Monets Garten in Zürich

Claude Monet's Garten in Vétheuil, 1880. National Gallery of Art, Washington

Die Ausstellung "Monets Garten" im Kunsthaus Zürich rückt das Schaffen des bekanntesten französischen Impressionisten in ein neues Licht.

Dieser Inhalt wurde am 01. November 2004 - 17:39 publiziert

Bis am 27. Februar sind 70 seiner bedeutendsten Werke zu sehen - auch heute noch komplexe visuelle Ereignisse.
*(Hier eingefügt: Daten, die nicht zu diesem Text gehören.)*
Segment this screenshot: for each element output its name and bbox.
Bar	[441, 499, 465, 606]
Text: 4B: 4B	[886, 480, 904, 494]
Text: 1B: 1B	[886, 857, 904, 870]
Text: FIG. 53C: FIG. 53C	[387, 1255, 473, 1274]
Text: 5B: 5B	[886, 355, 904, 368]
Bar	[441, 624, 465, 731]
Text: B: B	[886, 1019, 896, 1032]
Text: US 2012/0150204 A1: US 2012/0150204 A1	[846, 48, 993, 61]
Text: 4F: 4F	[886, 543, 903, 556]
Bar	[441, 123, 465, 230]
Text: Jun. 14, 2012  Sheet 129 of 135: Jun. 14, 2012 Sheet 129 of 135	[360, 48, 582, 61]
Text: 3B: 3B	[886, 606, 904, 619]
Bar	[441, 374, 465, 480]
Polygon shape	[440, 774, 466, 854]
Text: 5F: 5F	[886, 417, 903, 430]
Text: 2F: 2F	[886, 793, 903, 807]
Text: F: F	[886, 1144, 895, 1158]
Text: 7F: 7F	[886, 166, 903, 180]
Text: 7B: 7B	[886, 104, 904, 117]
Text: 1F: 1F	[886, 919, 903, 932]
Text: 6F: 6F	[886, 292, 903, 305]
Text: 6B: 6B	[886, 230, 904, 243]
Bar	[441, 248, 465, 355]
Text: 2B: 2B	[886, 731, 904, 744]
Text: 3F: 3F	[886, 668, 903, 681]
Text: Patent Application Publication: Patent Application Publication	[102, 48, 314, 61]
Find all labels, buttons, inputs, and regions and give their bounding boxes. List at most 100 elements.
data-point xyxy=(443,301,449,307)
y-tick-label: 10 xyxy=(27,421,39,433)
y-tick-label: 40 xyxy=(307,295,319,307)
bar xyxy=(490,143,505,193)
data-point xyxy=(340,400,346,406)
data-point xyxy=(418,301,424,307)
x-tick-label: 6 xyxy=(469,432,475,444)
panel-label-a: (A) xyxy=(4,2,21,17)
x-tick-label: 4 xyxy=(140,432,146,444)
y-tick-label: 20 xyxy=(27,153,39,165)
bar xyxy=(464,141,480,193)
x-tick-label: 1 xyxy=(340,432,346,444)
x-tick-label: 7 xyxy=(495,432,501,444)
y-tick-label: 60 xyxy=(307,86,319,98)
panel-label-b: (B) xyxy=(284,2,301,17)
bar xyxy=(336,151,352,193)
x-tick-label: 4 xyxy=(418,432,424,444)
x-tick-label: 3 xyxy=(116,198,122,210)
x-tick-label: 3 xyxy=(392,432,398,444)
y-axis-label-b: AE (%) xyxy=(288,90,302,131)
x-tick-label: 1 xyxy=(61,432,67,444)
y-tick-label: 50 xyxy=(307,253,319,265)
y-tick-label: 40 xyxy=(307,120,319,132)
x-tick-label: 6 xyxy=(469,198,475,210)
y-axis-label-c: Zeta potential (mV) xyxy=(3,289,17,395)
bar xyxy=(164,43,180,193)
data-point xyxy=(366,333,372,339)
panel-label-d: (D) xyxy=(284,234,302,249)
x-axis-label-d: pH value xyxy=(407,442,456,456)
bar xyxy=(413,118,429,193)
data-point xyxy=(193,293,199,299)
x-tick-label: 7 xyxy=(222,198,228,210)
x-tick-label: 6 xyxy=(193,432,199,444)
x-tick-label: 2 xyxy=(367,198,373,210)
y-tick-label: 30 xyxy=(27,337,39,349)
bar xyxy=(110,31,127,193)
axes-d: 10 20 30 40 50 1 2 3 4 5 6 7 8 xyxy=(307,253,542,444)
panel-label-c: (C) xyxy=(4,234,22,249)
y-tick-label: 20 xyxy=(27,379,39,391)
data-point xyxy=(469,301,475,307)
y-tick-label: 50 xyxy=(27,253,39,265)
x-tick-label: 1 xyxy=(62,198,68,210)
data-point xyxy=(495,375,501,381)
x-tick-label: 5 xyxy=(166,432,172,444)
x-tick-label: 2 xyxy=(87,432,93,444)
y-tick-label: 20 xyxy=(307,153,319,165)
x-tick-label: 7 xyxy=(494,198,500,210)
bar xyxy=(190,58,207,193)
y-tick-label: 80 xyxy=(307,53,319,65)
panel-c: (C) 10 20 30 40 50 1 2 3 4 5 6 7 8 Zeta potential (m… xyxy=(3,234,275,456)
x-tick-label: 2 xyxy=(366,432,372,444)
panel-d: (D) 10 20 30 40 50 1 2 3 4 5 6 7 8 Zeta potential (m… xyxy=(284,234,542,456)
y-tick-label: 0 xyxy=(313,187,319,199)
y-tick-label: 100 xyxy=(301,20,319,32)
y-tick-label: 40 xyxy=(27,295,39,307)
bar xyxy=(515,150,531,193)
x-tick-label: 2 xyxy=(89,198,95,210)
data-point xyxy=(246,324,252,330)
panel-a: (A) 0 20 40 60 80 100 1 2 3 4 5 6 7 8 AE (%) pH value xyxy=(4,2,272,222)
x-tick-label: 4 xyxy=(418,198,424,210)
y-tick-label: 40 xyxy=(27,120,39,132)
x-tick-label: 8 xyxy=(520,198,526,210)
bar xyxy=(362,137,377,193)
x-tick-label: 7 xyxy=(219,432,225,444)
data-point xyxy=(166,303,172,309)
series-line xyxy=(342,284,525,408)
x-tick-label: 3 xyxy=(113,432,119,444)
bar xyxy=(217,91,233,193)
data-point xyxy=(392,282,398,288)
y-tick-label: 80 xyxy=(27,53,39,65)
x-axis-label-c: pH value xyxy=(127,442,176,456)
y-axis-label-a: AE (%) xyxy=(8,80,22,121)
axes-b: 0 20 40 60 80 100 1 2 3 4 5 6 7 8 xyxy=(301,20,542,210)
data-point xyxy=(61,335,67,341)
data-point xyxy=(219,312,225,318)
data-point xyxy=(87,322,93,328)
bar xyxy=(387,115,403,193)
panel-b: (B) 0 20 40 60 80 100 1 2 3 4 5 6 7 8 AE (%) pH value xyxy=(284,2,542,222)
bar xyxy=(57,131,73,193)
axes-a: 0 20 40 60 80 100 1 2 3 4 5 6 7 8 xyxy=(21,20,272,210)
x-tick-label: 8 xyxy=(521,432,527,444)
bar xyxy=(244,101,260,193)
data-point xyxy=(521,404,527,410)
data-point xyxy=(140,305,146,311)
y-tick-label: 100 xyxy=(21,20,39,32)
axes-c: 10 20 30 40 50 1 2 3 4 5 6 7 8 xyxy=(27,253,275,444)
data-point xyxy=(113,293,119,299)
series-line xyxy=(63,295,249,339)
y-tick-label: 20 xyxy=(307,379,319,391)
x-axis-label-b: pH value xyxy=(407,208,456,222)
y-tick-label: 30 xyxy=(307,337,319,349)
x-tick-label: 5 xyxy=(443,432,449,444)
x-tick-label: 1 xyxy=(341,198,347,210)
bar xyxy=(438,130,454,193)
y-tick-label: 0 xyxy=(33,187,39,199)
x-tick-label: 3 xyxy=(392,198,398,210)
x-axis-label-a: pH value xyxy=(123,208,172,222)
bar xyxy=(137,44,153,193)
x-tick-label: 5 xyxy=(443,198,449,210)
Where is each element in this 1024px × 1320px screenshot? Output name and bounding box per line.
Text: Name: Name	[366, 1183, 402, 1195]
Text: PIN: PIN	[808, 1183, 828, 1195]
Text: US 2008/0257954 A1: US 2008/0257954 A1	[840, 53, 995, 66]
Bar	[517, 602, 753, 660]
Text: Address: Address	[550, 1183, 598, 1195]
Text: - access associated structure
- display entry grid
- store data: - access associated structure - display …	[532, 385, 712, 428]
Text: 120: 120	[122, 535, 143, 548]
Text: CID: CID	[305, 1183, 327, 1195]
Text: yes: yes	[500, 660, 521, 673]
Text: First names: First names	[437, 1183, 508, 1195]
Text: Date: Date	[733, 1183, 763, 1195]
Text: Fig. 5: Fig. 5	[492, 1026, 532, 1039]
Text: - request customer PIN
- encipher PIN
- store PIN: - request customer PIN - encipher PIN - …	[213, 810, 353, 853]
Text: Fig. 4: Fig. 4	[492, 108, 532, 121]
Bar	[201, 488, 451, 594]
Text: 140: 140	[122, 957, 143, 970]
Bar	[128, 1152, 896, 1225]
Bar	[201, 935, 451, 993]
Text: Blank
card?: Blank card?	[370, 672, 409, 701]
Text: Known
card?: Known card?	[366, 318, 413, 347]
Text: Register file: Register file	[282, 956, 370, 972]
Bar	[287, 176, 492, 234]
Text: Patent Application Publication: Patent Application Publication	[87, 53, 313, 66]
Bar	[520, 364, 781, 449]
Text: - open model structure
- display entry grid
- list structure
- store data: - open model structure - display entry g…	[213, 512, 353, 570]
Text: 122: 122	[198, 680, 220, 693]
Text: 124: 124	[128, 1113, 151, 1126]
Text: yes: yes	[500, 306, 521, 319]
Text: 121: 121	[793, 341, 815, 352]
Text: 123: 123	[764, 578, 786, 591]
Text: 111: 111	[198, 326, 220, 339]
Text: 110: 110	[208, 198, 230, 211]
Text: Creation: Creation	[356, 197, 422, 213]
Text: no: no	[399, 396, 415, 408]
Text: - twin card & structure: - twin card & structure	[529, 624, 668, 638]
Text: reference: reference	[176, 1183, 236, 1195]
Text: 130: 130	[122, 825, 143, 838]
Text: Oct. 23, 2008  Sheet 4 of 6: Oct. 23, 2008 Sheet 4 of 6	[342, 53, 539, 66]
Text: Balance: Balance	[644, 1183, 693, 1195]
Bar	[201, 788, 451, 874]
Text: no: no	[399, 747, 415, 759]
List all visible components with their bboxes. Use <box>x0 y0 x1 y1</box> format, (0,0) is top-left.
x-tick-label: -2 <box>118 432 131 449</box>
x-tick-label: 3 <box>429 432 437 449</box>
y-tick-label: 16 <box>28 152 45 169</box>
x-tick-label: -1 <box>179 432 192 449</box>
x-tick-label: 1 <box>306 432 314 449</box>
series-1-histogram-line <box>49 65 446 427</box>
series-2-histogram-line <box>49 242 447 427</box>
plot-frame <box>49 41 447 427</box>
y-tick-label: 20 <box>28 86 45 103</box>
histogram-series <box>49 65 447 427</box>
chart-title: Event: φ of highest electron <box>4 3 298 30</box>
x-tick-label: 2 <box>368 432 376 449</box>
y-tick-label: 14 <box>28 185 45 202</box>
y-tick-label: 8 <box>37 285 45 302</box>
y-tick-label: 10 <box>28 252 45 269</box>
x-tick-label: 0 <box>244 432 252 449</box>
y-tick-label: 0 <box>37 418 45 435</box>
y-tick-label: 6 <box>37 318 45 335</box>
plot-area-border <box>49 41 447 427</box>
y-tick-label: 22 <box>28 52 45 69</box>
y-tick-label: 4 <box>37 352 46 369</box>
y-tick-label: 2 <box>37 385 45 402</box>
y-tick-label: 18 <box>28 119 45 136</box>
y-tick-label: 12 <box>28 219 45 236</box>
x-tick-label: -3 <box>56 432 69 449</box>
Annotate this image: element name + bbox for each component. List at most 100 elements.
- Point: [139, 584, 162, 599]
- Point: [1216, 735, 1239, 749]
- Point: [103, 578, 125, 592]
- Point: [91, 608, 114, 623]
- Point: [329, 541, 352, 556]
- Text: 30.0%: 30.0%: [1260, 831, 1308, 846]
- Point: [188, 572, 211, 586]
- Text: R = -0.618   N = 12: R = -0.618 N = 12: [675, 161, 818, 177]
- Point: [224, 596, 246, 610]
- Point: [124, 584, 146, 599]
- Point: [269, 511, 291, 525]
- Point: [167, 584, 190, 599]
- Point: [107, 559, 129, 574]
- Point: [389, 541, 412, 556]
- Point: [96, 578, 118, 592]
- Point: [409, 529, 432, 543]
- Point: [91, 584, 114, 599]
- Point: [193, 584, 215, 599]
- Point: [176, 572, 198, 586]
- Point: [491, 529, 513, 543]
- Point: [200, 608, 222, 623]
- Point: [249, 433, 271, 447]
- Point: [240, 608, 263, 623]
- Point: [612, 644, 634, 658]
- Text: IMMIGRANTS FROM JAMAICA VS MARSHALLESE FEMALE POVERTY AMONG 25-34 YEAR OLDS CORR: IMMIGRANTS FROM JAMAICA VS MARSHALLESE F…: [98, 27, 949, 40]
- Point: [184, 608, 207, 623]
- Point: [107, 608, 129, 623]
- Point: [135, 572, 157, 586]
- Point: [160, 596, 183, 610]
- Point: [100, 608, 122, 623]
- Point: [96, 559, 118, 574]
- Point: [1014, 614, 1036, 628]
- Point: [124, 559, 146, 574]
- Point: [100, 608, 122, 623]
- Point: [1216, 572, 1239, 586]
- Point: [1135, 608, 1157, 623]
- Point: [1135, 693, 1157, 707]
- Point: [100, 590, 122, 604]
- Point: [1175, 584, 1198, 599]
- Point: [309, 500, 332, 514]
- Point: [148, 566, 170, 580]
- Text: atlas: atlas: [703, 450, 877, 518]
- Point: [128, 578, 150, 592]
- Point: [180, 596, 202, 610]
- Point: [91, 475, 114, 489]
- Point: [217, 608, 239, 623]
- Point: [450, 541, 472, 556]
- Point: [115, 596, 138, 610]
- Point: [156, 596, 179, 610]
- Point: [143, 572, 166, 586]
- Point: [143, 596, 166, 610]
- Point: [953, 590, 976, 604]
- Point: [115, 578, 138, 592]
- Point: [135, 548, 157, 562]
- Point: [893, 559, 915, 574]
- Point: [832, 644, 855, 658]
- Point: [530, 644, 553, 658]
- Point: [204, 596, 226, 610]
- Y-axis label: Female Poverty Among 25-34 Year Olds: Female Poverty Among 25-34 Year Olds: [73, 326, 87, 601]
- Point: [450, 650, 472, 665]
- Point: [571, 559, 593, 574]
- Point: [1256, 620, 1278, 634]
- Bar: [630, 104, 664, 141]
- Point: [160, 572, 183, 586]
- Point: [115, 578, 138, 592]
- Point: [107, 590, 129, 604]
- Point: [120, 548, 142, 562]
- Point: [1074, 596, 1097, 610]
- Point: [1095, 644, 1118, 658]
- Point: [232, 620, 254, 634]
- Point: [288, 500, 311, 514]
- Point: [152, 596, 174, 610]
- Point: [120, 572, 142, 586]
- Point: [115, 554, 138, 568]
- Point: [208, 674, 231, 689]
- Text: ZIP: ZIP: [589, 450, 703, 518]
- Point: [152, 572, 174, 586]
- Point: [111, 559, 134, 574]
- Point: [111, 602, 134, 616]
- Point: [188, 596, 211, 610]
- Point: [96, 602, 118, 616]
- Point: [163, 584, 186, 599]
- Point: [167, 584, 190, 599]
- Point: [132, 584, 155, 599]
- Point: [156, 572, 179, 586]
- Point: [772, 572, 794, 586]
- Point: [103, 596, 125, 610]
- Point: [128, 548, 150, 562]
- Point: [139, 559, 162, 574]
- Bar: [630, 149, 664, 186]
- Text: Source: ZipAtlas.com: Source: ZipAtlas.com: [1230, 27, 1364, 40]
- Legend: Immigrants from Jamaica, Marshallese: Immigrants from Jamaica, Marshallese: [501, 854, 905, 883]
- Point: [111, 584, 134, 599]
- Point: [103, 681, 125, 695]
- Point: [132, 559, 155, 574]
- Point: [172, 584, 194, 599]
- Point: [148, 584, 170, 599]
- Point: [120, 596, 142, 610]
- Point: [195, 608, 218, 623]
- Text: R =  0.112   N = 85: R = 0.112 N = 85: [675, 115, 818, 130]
Mit Claude Monet präsentiert Kunsthaus-Direktor Christoph Becker erneut einen Publikumsmagneten. Zumal er für die exklusive Schau Werke aus aller Welt zusammengetragen hat, die in dieser Konstellation erstmals zu sehen sind.

Becker aber macht seinen Coup gleich zum Thema der Ausstellung. "Uns ging es um die Frage, worin der enorme Erfolg von Claude Monet, dieses eigentliche Kunstwunder, gründet", sagte er an der Ausstellungs-Eröffnung. Den Schlüssel habe er in Monets Garten in Giverny gefunden.

Private Naturvorlage

In diesem Garten lebte und malte Claude Monet (1840-1926) die letzten 40 Jahre seines Lebens. Schon früher hatte er sich Gärten in Sèvres, Argenteuil und Vétheuil angelegt, um der Kunstmode seiner Zeit, dem Malen im Freien nach der Natur (Plein air), zu frönen.

In Giverny freilich schuf sich Monet, zu Ruhm und Geld gekommen, seine eigene Naturvorlage. Sein Garten hatte die Ausmasse eines Parks und wurde nach Anleitungen des Meisters von Angestellten professionell gepflegt.

Zauberreich als Firma

Ein grosser Dokumentationsraum in der Mitte der Zürcher Ausstellung zeigt anhand von Briefen und Fotos, Blütentabellen und Lieferscheinen, wie der Garten in Giverny funktionierte. Als eine Art Kunstunternehmen, in dem Hunderte von Bildern entstanden.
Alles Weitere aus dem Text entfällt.